INSTALL_DIR="/usr/local/bin"
CONFIG_DIR="/etc/coredns"
DATA_DIR="/var/lib/coredns"
LOG_DIR="/var/log/coredns"
USER="coredns"
GROUP="coredns"
# 颜色输出
RED='\033[0;31m'
GREEN='\033[0;32m'
YELLOW='\033[1;33m'
NC='\033[0m'
log_info() {
echo -e "${GREEN}[INFO]${NC} $1"
}
log_warn() {
echo -e "${YELLOW}[WARN]${NC} $1"
}
log_error() {
echo -e "${RED}[ERROR]${NC} $1"
}
# 检测系统架构
detect_arch() {
local arch=$(uname -m)
case $arch in
x86_64)
echo "amd64"
;;
aarch64|arm64)
echo "arm64"
;;
armv7l)
echo "arm"
;;
*)
log_error "Unsupported architecture: $arch"
exit 1
;;
esac
}
# 检测操作系统
detect_os() {
if [[ "$OSTYPE" == "linux-gnu"* ]]; then
echo "linux"
elif [[ "$OSTYPE" == "darwin"* ]]; then
echo "darwin"
else
log_error "Unsupported OS: $OSTYPE"
exit 1
fi
}
# 下载 CoreDNS
download_coredns() {
local os=$(detect_os)
local arch=$(detect_arch)
local download_url="https://github.com/coredns/coredns/releases/download/v${COREDNS_VERSION}/coredns_${COREDNS_VERSION}_${os}_${arch}.tgz"
log_info "Downloading CoreDNS v${COREDNS_VERSION} for ${os}/${arch}..."
# 创建临时目录
local temp_dir=$(mktemp -d)
cd "$temp_dir"
# 下载并解压
if command -v wget >/dev/null 2>&1; then
wget -q "$download_url" -O coredns.tgz
elif command -v curl >/dev/null 2>&1; then
curl -sL "$download_url" -o coredns.tgz
else
log_error "Neither wget nor curl found.
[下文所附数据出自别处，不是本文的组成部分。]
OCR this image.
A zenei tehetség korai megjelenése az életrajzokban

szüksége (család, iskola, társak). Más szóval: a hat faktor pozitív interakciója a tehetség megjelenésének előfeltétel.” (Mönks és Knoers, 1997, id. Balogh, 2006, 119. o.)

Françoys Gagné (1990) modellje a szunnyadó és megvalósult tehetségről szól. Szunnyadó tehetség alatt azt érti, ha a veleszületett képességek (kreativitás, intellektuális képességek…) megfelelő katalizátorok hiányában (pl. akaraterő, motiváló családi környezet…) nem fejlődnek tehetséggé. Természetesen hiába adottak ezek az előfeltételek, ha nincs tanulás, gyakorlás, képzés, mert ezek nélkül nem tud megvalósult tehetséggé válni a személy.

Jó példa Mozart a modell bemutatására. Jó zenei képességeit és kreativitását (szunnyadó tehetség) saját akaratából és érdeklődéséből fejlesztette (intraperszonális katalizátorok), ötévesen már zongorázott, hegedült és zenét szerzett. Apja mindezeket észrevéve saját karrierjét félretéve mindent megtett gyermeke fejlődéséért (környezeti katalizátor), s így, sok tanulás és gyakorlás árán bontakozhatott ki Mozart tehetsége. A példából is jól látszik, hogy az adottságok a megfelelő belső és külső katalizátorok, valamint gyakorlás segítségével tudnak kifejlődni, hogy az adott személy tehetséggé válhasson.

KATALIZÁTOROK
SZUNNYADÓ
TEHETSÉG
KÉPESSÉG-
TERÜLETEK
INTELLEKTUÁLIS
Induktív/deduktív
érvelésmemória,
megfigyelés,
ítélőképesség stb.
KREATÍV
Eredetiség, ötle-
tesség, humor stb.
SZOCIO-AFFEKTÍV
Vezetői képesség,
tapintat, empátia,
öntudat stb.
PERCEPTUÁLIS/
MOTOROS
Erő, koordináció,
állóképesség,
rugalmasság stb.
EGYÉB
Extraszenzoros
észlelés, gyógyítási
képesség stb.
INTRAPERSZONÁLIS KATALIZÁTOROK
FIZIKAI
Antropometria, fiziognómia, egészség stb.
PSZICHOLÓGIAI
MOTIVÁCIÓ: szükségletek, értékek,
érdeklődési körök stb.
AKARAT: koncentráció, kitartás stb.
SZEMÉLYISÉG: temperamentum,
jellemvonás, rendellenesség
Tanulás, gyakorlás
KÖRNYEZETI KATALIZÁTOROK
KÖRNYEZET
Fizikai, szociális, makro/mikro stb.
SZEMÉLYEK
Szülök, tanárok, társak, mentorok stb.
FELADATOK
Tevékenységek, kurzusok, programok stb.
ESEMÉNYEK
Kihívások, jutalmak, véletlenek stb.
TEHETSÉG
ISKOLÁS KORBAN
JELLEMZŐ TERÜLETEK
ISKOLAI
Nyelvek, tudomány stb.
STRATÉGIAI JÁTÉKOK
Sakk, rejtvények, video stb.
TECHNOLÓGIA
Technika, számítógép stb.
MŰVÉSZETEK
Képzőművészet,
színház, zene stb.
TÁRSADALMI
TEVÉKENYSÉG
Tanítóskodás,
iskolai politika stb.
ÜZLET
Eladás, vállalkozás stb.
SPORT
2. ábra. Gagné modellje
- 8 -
Please install one of them."
exit 1
fi
tar -xzf coredns.tgz
# 安装二进制文件
sudo mv coredns "$INSTALL_DIR/"
sudo chmod +x "$INSTALL_DIR/coredns"
# 清理临时文件
cd /
rm -rf "$temp_dir"
log_info "CoreDNS binary installed to $INSTALL_DIR/coredns"
}
# 创建用户和目录
setup_user_and_dirs() {
log_info "Creating user and directories..."
# 创建用户
if ! id "$USER" >/dev/null 2>&1; then
sudo useradd --system --no-create-home --shell /sbin/nologin "$USER"
log_info "Created user: $USER"
fi
# 创建目录
sudo mkdir -p "$CONFIG_DIR" "$DATA_DIR" "$LOG_DIR"
sudo chown "$USER:$GROUP" "$CONFIG_DIR" "$DATA_DIR" "$LOG_DIR"
sudo chmod 755 "$CONFIG_DIR" "$DATA_DIR" "$LOG_DIR"
log_info "Created directories: $CONFIG_DIR, $DATA_DIR, $LOG_DIR"
}
# 生成配置文件
generate_config() {
log_info "Generating CoreDNS configuration..."
sudo tee "$CONFIG_DIR/Corefile" > /dev/null << 'EOF'
# CoreDNS 主配置文件
# 监听所有接口的 53 端口
.:53 {
# 绑定地址
bind 0.0.0.0
# 静态主机记录
hosts {
# 自定义主机记录
ttl 60
reload 1m
fallthrough
}
# DNS 转发
forward . 8.8.8.8 8.8.4.4 1.1.1.1 {
max_fails 3
expire 10s
health_check 5s
policy sequential
}
# DNS 缓存
cache {
success 65536 3600 300
denial 8192 600 60
prefetch 1 60m 10%
}
# 自动重载配置
reload 6s
# 负载均衡
loadbalance round_robin
# 日志记录
log {
class error
}
# 错误处理
errors
# 健康检查
health :8080
# Prometheus 监控
prometheus :9153
}
# 内网域名解析
local.lan:53 {
bind 0.0.0.0
file /etc/coredns/zones/local.lan.zone
log {
class all
}
errors
}
EOF
sudo chown "$USER:$GROUP" "$CONFIG_DIR/Corefile"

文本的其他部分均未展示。